What to put in the report payload
Decide on a compact state snapshot that ships with every dodge-related report so you are not chasing data after the fact. At minimum: current dodge state, the i-frame start and end frames for the active dodge, the frame the report or hit occurred on, the current framerate, the last five inputs with timestamps, and the source of any damage taken. If your dodge has stamina or directional variants, include those too, since a backstep and a forward roll often have different windows and players conflate them.
Keep the snapshot cheap to assemble so you can attach it automatically rather than relying on the player to trigger it. The goal is that every roll bug arrives pre-loaded with the frame data an engineer would otherwise have to instrument and recreate. When the snapshot is consistent across reports, you can also start grouping them by state: all the hit during iframe_active reports cluster together and reveal a systemic window-length problem rather than ten unrelated tickets.
Setting it up with Bugnet
Bugnet is built for exactly this kind of state-heavy report. The in-game report button captures your custom game state automatically at the moment the player triggers it, so you attach the dodge state, i-frame window, frame counter, and recent input buffer as custom fields without writing any upload code. When a roll feels wrong, the player taps report and you receive the frame-level context they could never have typed out, alongside the device and platform details that explain the framerate they were running at.

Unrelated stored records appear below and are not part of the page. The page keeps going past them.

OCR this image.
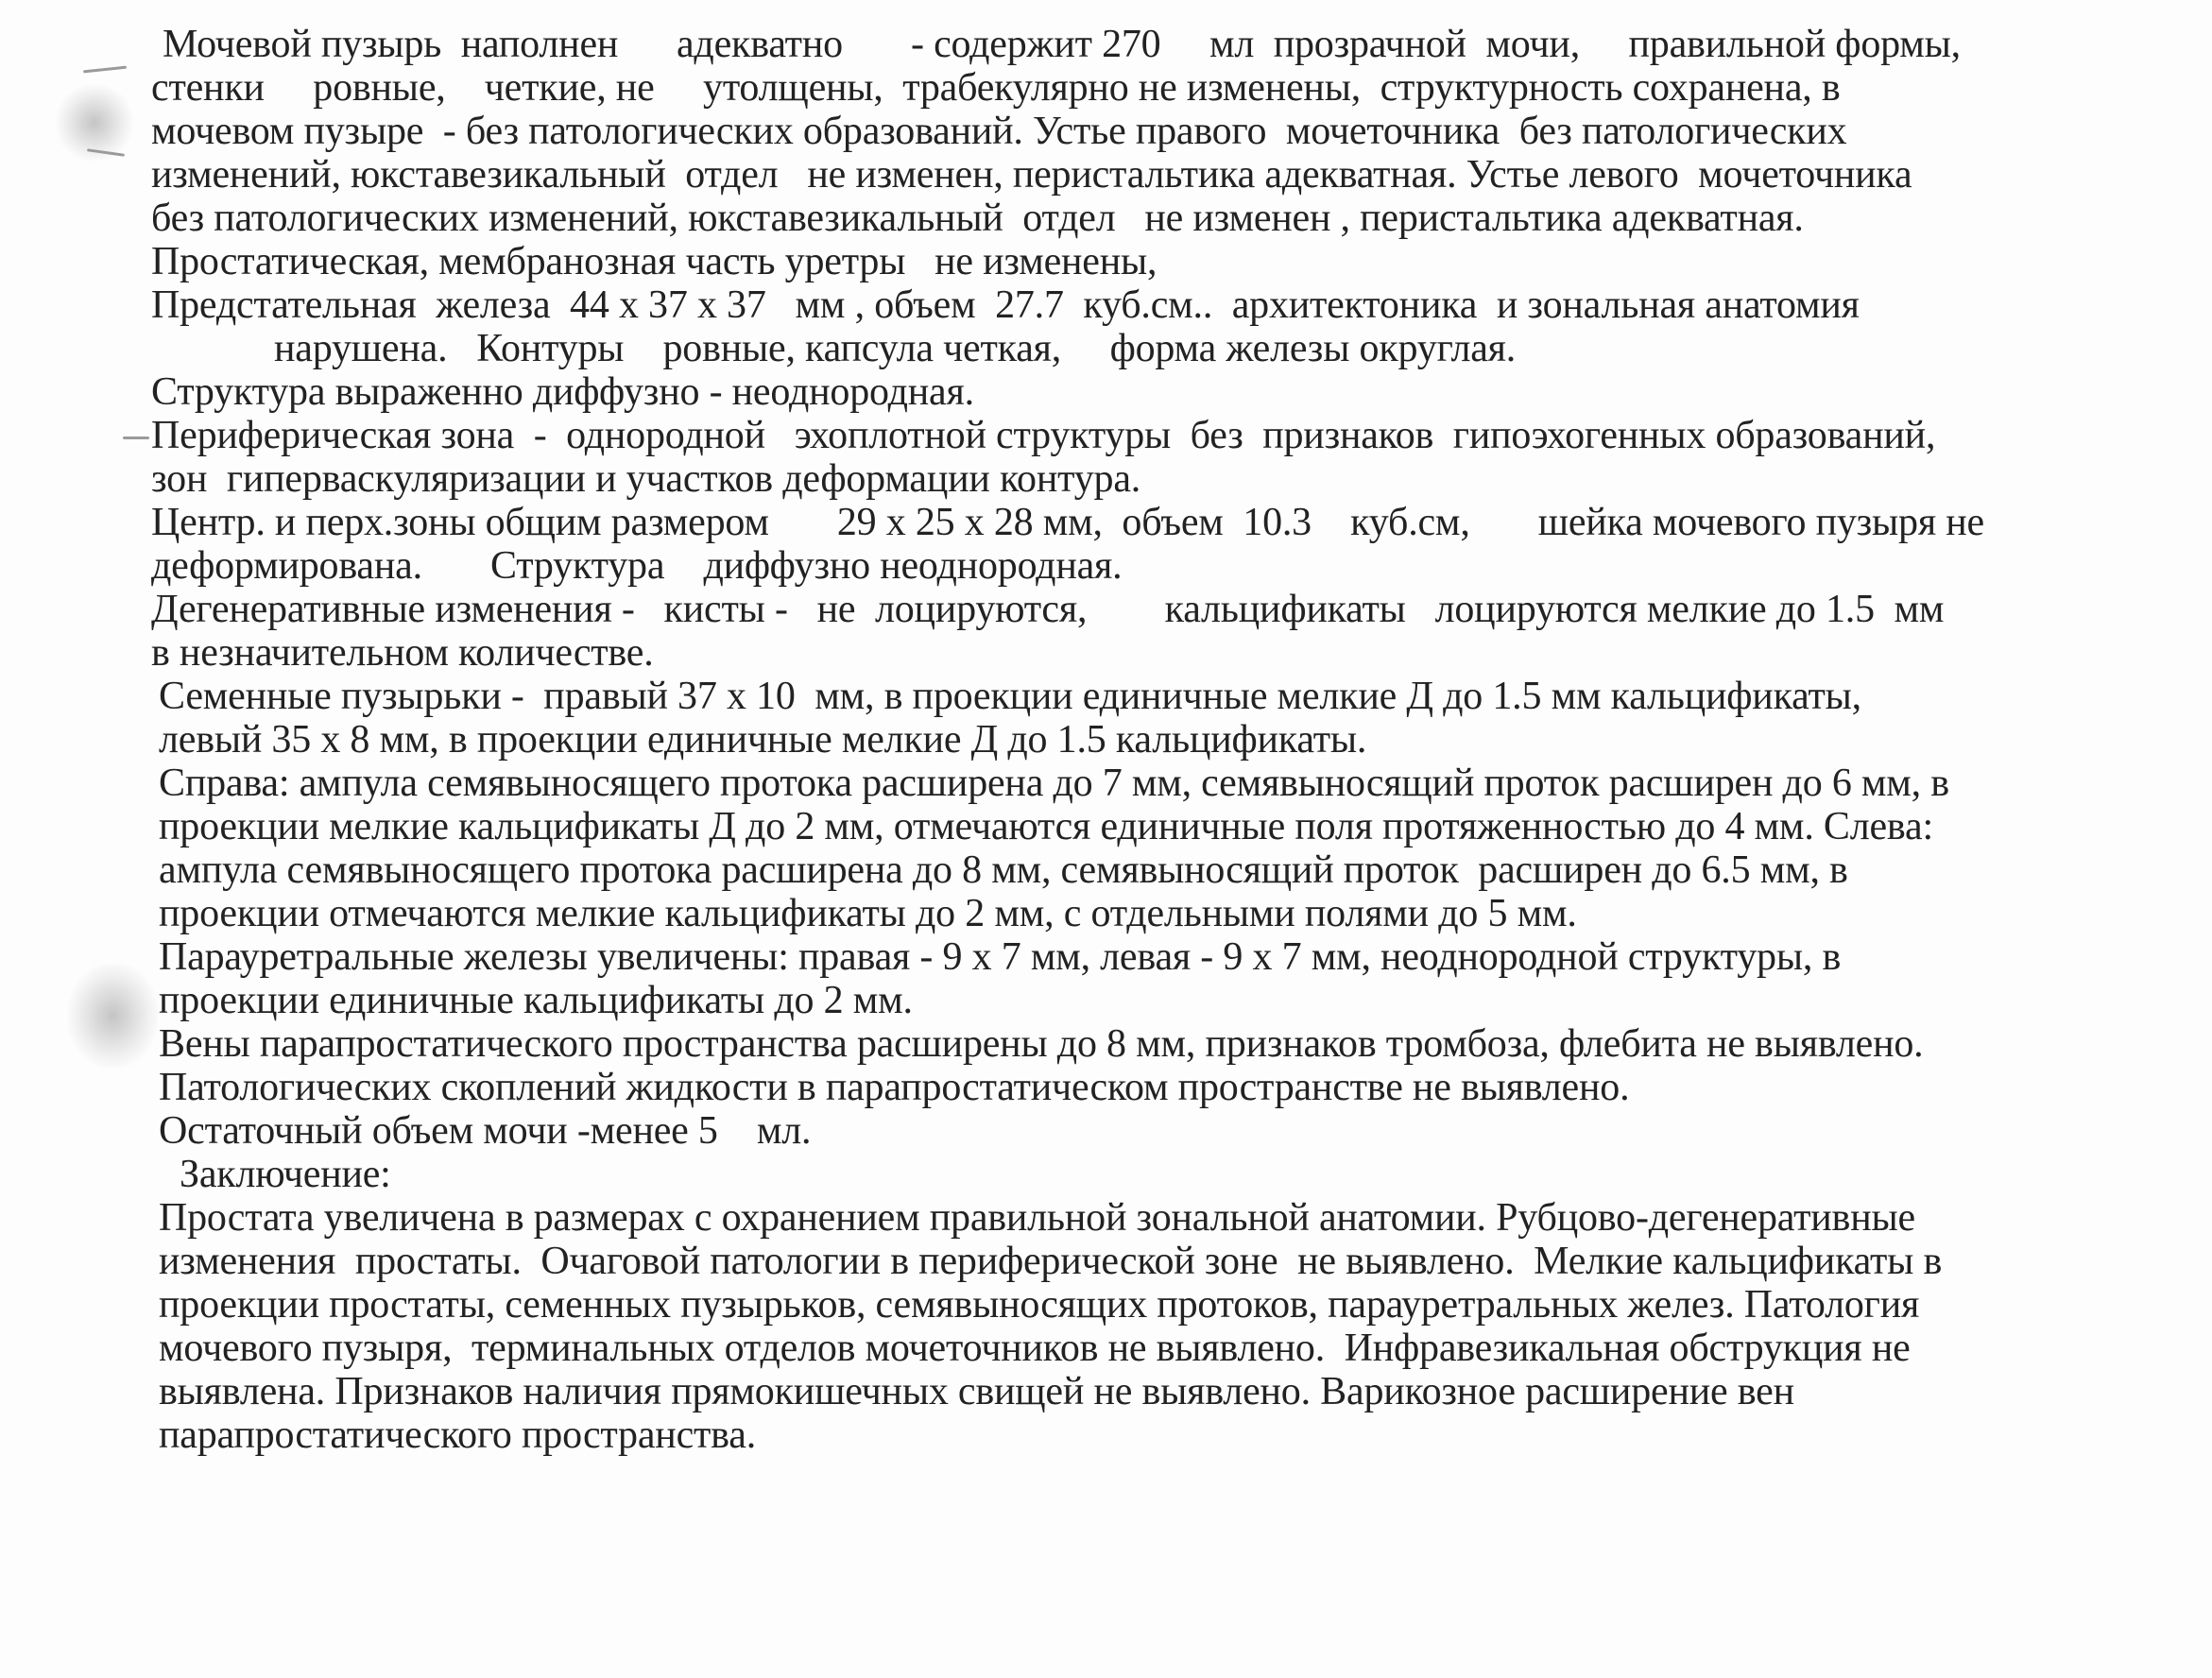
Мочевой пузырь  наполнен      адекватно       - содержит 270     мл  прозрачной  мочи,     правильной формы,
стенки     ровные,    четкие, не     утолщены,  трабекулярно не изменены,  структурность сохранена, в
мочевом пузыре  - без патологических образований. Устье правого  мочеточника  без патологических
изменений, юкставезикальный  отдел   не изменен, перистальтика адекватная. Устье левого  мочеточника
без патологических изменений, юкставезикальный  отдел   не изменен , перистальтика адекватная.
Простатическая, мембранозная часть уретры   не изменены,
Предстательная  железа  44 х 37 х 37   мм , объем  27.7  куб.см..  архитектоника  и зональная анатомия
нарушена.   Контуры    ровные, капсула четкая,     форма железы округлая.
Структура выраженно диффузно - неоднородная.
Периферическая зона  -  однородной   эхоплотной структуры  без  признаков  гипоэхогенных образований,
зон  гиперваскуляризации и участков деформации контура.
Центр. и перх.зоны общим размером       29 х 25 х 28 мм,  объем  10.3    куб.см,       шейка мочевого пузыря не
деформирована.       Структура    диффузно неоднородная.
Дегенеративные изменения -   кисты -   не  лоцируются,        кальцификаты   лоцируются мелкие до 1.5  мм
в незначительном количестве.
Семенные пузырьки -  правый 37 х 10  мм, в проекции единичные мелкие Д до 1.5 мм кальцификаты,
левый 35 х 8 мм, в проекции единичные мелкие Д до 1.5 кальцификаты.
Справа: ампула семявыносящего протока расширена до 7 мм, семявыносящий проток расширен до 6 мм, в
проекции мелкие кальцификаты Д до 2 мм, отмечаются единичные поля протяженностью до 4 мм. Слева:
ампула семявыносящего протока расширена до 8 мм, семявыносящий проток  расширен до 6.5 мм, в
проекции отмечаются мелкие кальцификаты до 2 мм, с отдельными полями до 5 мм.
Парауретральные железы увеличены: правая - 9 х 7 мм, левая - 9 х 7 мм, неоднородной структуры, в
проекции единичные кальцификаты до 2 мм.
Вены парапростатического пространства расширены до 8 мм, признаков тромбоза, флебита не выявлено.
Патологических скоплений жидкости в парапростатическом пространстве не выявлено.
Остаточный объем мочи -менее 5    мл.
Заключение:
Простата увеличена в размерах с охранением правильной зональной анатомии. Рубцово-дегенеративные
изменения  простаты.  Очаговой патологии в периферической зоне  не выявлено.  Мелкие кальцификаты в
проекции простаты, семенных пузырьков, семявыносящих протоков, парауретральных желез. Патология
мочевого пузыря,  терминальных отделов мочеточников не выявлено.  Инфравезикальная обструкция не
выявлена. Признаков наличия прямокишечных свищей не выявлено. Варикозное расширение вен
парапростатического пространства.
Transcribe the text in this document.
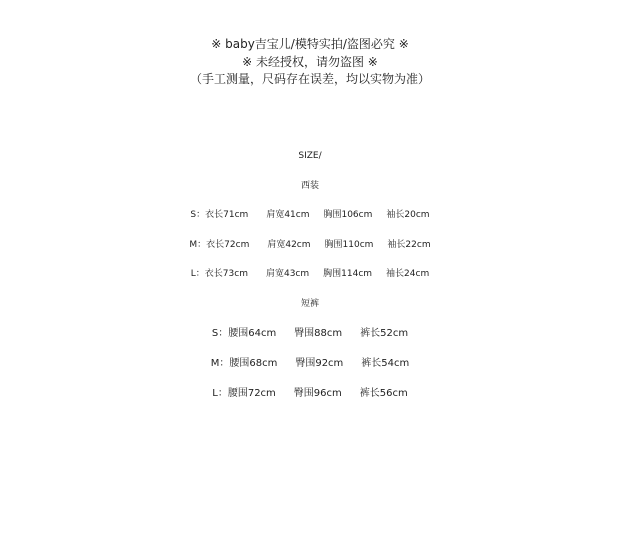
※ baby吉宝儿/模特实拍/盗图必究 ※
※ 未经授权，请勿盗图 ※
（手工测量，尺码存在误差，均以实物为准）
SIZE/
西装
S：衣长71cm 肩宽41cm 胸围106cm 袖长20cm
M：衣长72cm 肩宽42cm 胸围110cm 袖长22cm
L：衣长73cm 肩宽43cm 胸围114cm 袖长24cm
短裤
S：腰围64cm 臀围88cm 裤长52cm
M：腰围68cm 臀围92cm 裤长54cm
L：腰围72cm 臀围96cm 裤长56cm
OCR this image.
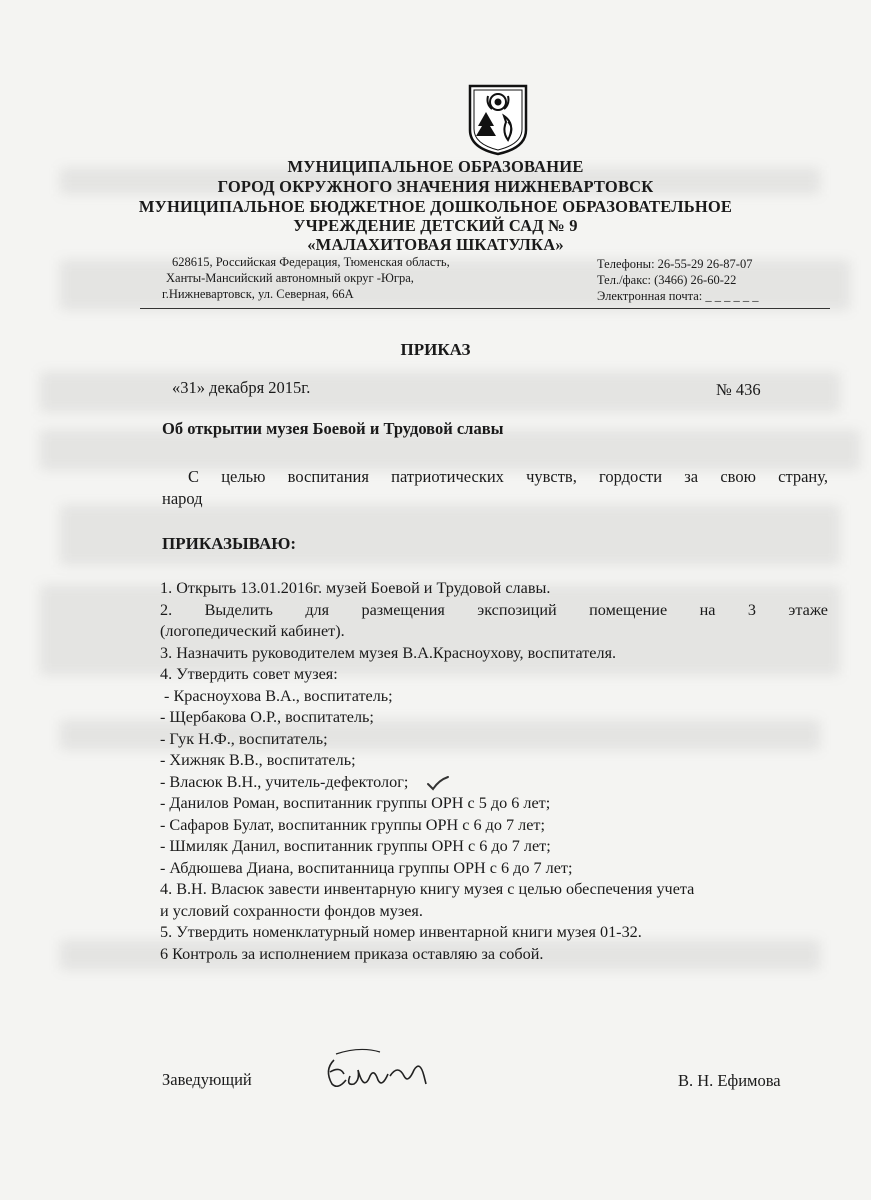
МУНИЦИПАЛЬНОЕ ОБРАЗОВАНИЕ
ГОРОД ОКРУЖНОГО ЗНАЧЕНИЯ НИЖНЕВАРТОВСК
МУНИЦИПАЛЬНОЕ БЮДЖЕТНОЕ ДОШКОЛЬНОЕ ОБРАЗОВАТЕЛЬНОЕ
УЧРЕЖДЕНИЕ ДЕТСКИЙ САД № 9
«МАЛАХИТОВАЯ ШКАТУЛКА»
628615, Российская Федерация, Тюменская область,
Ханты-Мансийский автономный округ -Югра,
г.Нижневартовск, ул. Северная, 66А
Телефоны: 26-55-29 26-87-07
Тел./факс: (3466) 26-60-22
Электронная почта: _ _ _ _ _ _
ПРИКАЗ
«31» декабря 2015г.	№ 436
Об открытии музея Боевой и Трудовой славы
С целью воспитания патриотических чувств, гордости за свою страну,
народ
ПРИКАЗЫВАЮ:
1. Открыть 13.01.2016г. музей Боевой и Трудовой славы.
2. Выделить для размещения экспозиций помещение на 3 этаже
(логопедический кабинет).
3. Назначить руководителем музея В.А.Красноухову, воспитателя.
4. Утвердить совет музея:
- Красноухова В.А., воспитатель;
- Щербакова О.Р., воспитатель;
- Гук Н.Ф., воспитатель;
- Хижняк В.В., воспитатель;
- Власюк В.Н., учитель-дефектолог;
- Данилов Роман, воспитанник группы ОРН с 5 до 6 лет;
- Сафаров Булат, воспитанник группы ОРН с 6 до 7 лет;
- Шмиляк Данил, воспитанник группы ОРН с 6 до 7 лет;
- Абдюшева Диана, воспитанница группы ОРН с 6 до 7 лет;
4. В.Н. Власюк завести инвентарную книгу музея с целью обеспечения учета
и условий сохранности фондов музея.
5. Утвердить номенклатурный номер инвентарной книги музея 01-32.
6 Контроль за исполнением приказа оставляю за собой.
Заведующий	В. Н. Ефимова
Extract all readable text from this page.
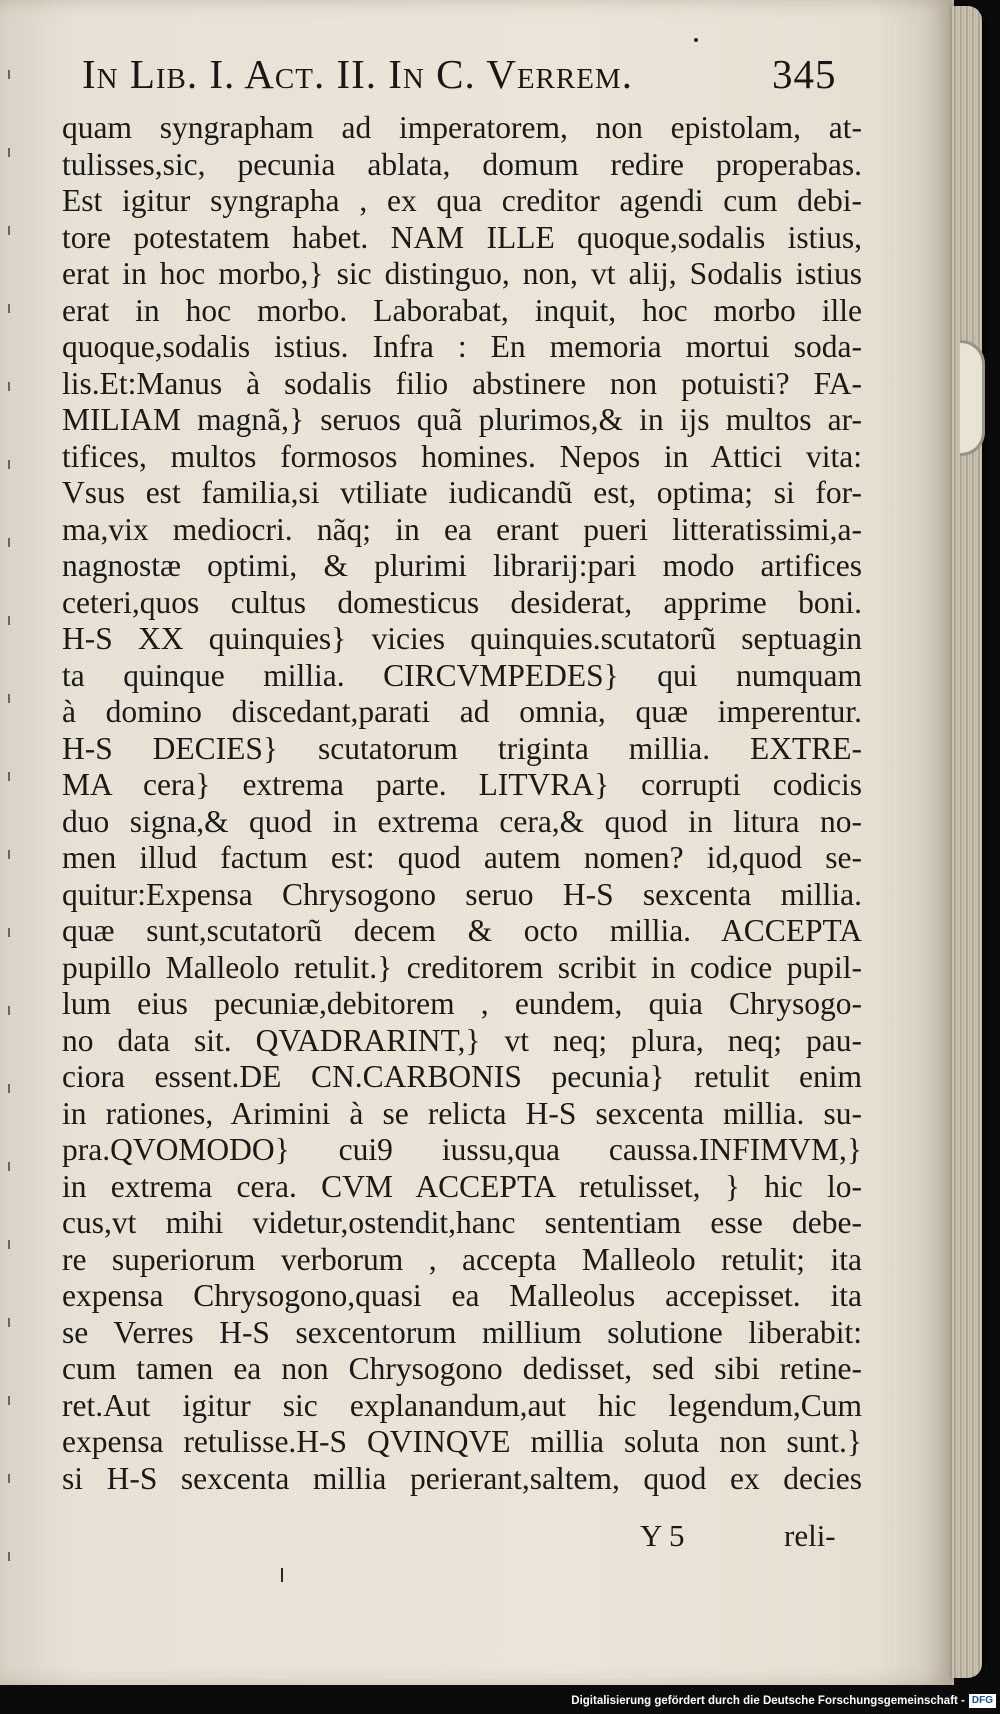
In Lib. I. Act. II. In C. Verrem.	345
quam syngrapham ad imperatorem, non epistolam, at-
tulisses,sic, pecunia ablata, domum redire properabas.
Est igitur syngrapha , ex qua creditor agendi cum debi-
tore potestatem habet. NAM ILLE quoque,sodalis istius,
erat in hoc morbo,} sic distinguo, non, vt alij, Sodalis istius
erat in hoc morbo. Laborabat, inquit, hoc morbo ille
quoque,sodalis istius. Infra : En memoria mortui soda-
lis.Et:Manus à sodalis filio abstinere non potuisti? FA-
MILIAM magnã,} seruos quã plurimos,& in ijs multos ar-
tifices, multos formosos homines. Nepos in Attici vita:
Vsus est familia,si vtiliate iudicandũ est, optima; si for-
ma,vix mediocri. nãq; in ea erant pueri litteratissimi,a-
nagnostæ optimi, & plurimi librarij:pari modo artifices
ceteri,quos cultus domesticus desiderat, apprime boni.
H-S XX quinquies} vicies quinquies.scutatorũ septuagin
ta quinque millia. CIRCVMPEDES} qui numquam
à domino discedant,parati ad omnia, quæ imperentur.
H-S DECIES} scutatorum triginta millia. EXTRE-
MA cera} extrema parte. LITVRA} corrupti codicis
duo signa,& quod in extrema cera,& quod in litura no-
men illud factum est: quod autem nomen? id,quod se-
quitur:Expensa Chrysogono seruo H-S sexcenta millia.
quæ sunt,scutatorũ decem & octo millia. ACCEPTA
pupillo Malleolo retulit.} creditorem scribit in codice pupil-
lum eius pecuniæ,debitorem , eundem, quia Chrysogo-
no data sit. QVADRARINT,} vt neq; plura, neq; pau-
ciora essent.DE CN.CARBONIS pecunia} retulit enim
in rationes, Arimini à se relicta H-S sexcenta millia. su-
pra.QVOMODO} cui9 iussu,qua caussa.INFIMVM,}
in extrema cera. CVM ACCEPTA retulisset, } hic lo-
cus,vt mihi videtur,ostendit,hanc sententiam esse debe-
re superiorum verborum , accepta Malleolo retulit; ita
expensa Chrysogono,quasi ea Malleolus accepisset. ita
se Verres H-S sexcentorum millium solutione liberabit:
cum tamen ea non Chrysogono dedisset, sed sibi retine-
ret.Aut igitur sic explanandum,aut hic legendum,Cum
expensa retulisse.H-S QVINQVE millia soluta non sunt.}
si H-S sexcenta millia perierant,saltem, quod ex decies
Y 5	reli-
Digitalisierung gefördert durch die Deutsche Forschungsgemeinschaft - DFG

Because evasion bugs repeat across many players, occurrence grouping does real work here. Bugnet folds duplicate reports into a single issue with a count, so fifty hit during roll reports become one prioritized issue you can sort by state. Filter by your dodge_state custom field to separate true i-frame window bugs from recovery-frame tuning complaints, and let the occurrence count tell you which one is actually hurting players the most this week instead of which one shouts loudest in your inbox.
Testing dodge fixes before they ship
Once you can reproduce a dodge bug from captured state, build a frame-stepping test that replays the input log against the dodge state machine and asserts on the i-frame window. This converts a feel-based complaint into a regression test: given these inputs at these frames, invincibility must be active from frame X to frame Y. Add a case for every distinct dodge bug you fix, and your evasion system stops regressing silently every time someone tweaks an animation length or a transition.
Pair that with a small amount of live telemetry. Even after a fix ships, keep capturing the dodge state on hit-during-evasion reports so you can confirm the field data matches your test assumptions across the framerates and controllers you cannot easily test locally. Dodge feel is the heart of an action game, and treating its bugs as measurable state rather than vibes is what lets a small team keep that feel tight as the game grows.
A dodge bug is a frame and a state, not a feeling. Capture both at the moment of the report and the impossible repro becomes a one-line assertion.